26. August 2012, 10:09 Uhr

Opposition berichtet von über 300 Leichen

Syrische Rebellen melden, dass sie in der Stadt Daraja nahe Damaskus 320 Leichen entdeckt haben. Es handele sich um Opfer der Assad-Armee der vergangenen Tage, behaupten sie.

In der südwestlich von Damaskus gelegenen syrischen Stadt Daraja sind Menschenrechtsaktivisten zufolge am Wochenende etwa 320 Leichen gefunden worden. Die meisten Opfer seien vermutlich in den vergangenen Tagen bei einer Offensive der syrischen Armee getötet worden, teilte die in London ansässige Beobachtungsstelle für Menschenrechte am Sonntag mit. Am Samstag seien landesweit rund 180 Menschen getötet worden, davon 34 in Daraja. Der Beobachtungsstelle zufolge hatten die Regierungstruppen vor fünf Tagen einen Großeinsatz gegen Daraja gestartet, um die Aufständischen aus der Stadt mit rund 200.000 Einwohnern zu vertreiben. Seit Samstag seien in dem Ort 320 Leichen gefunden worden. Am Samstag hatte die Beobachtungsstelle bereits berichtet, dass in Daraja "40 bis 50" Leichen entdeckt worden seien. Weitere Tote sollen nach Razzien von Soldaten in den Tagen davor gefunden worden sein.

Berichte über Massenhinrichtungen

Die Beobachtungsstelle stützt sich bei der Bekanntgabe ihrer Opferzahlen auf die Aussagen von Aufständischen und Augenzeugen. Ihre Angaben sind von unabhängiger Seite nicht zu überprüfen.

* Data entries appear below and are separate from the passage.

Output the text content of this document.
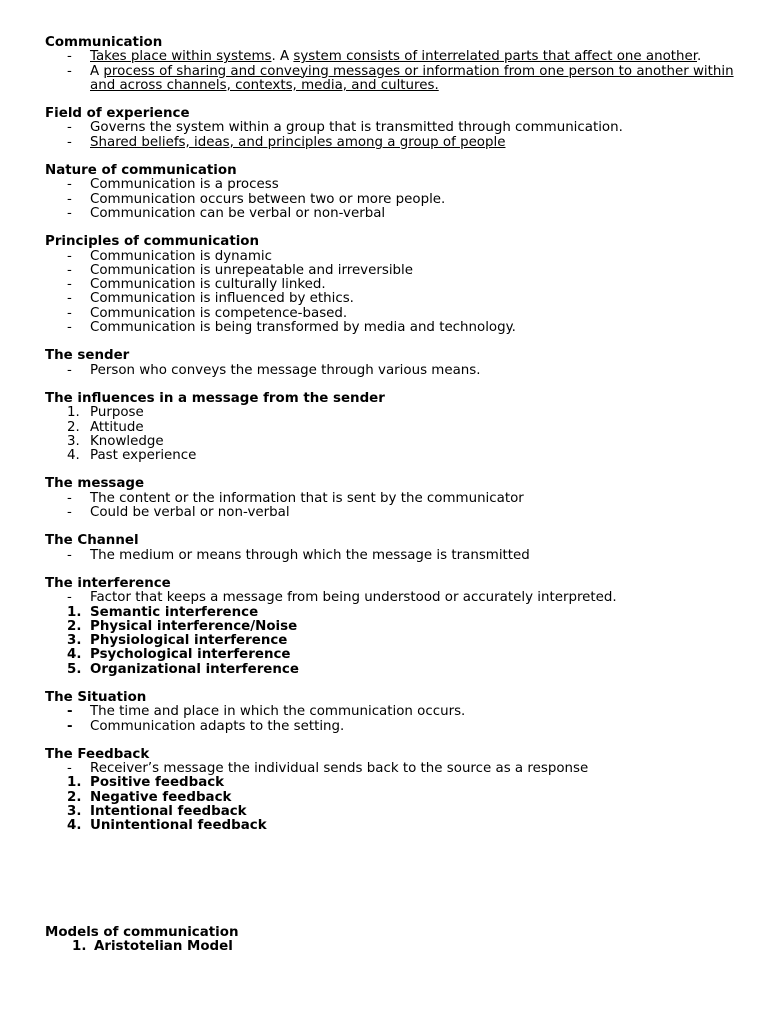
Communication
-	Takes place within systems. A system consists of interrelated parts that affect one another.
-	A process of sharing and conveying messages or information from one person to another within and across channels, contexts, media, and cultures.
Field of experience
-	Governs the system within a group that is transmitted through communication.
-	Shared beliefs, ideas, and principles among a group of people
Nature of communication
-	Communication is a process
-	Communication occurs between two or more people.
-	Communication can be verbal or non-verbal
Principles of communication
-	Communication is dynamic
-	Communication is unrepeatable and irreversible
-	Communication is culturally linked.
-	Communication is influenced by ethics.
-	Communication is competence-based.
-	Communication is being transformed by media and technology.
The sender
-	Person who conveys the message through various means.
The influences in a message from the sender
1. Purpose
2. Attitude
3. Knowledge
4. Past experience
The message
-	The content or the information that is sent by the communicator
-	Could be verbal or non-verbal
The Channel
-	The medium or means through which the message is transmitted
The interference
-	Factor that keeps a message from being understood or accurately interpreted.
1. Semantic interference
2. Physical interference/Noise
3. Physiological interference
4. Psychological interference
5. Organizational interference
The Situation
-	The time and place in which the communication occurs.
-	Communication adapts to the setting.
The Feedback
-	Receiver’s message the individual sends back to the source as a response
1. Positive feedback
2. Negative feedback
3. Intentional feedback
4. Unintentional feedback
Models of communication
1. Aristotelian Model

Die Aktivistengruppe teilte am Sonntag mit, dass allein am Samstag landesweit mindestens 183 Menschen getötet worden seien, darunter 124 Zivilisten. Auch in Daraja seien 34 Menschen getötet worden, darunter Frauen und Kinder, erklärte die Beobachtungsstelle. Zuvor war von 370 am Samstag Getöteten die Rede gewesen, vermutlich weil zunächst Leichenfunde in Daraja hinzugerechnet wurden. Der genaue Todeszeitpunkt vieler dieser Opfer sei jedoch unklar, präzisierte die Beobachtungsstelle später. Die syrische Führung um Präsident Baschar al-Assad lässt seit Mitte März 2011 eine Revolte blutig niederschlagen. Seither wurden nach Angaben der Beobachtungsstelle rund 25.000 Menschen getötet. Mit mehr als 4000 Toten ist der August schon jetzt der blutigste Monat seit dem Beginn des Aufstands. In den vergangenen Wochen hatte es vermehrt Berichte über mutmaßliche Massenhinrichtungen in Syrien gegeben.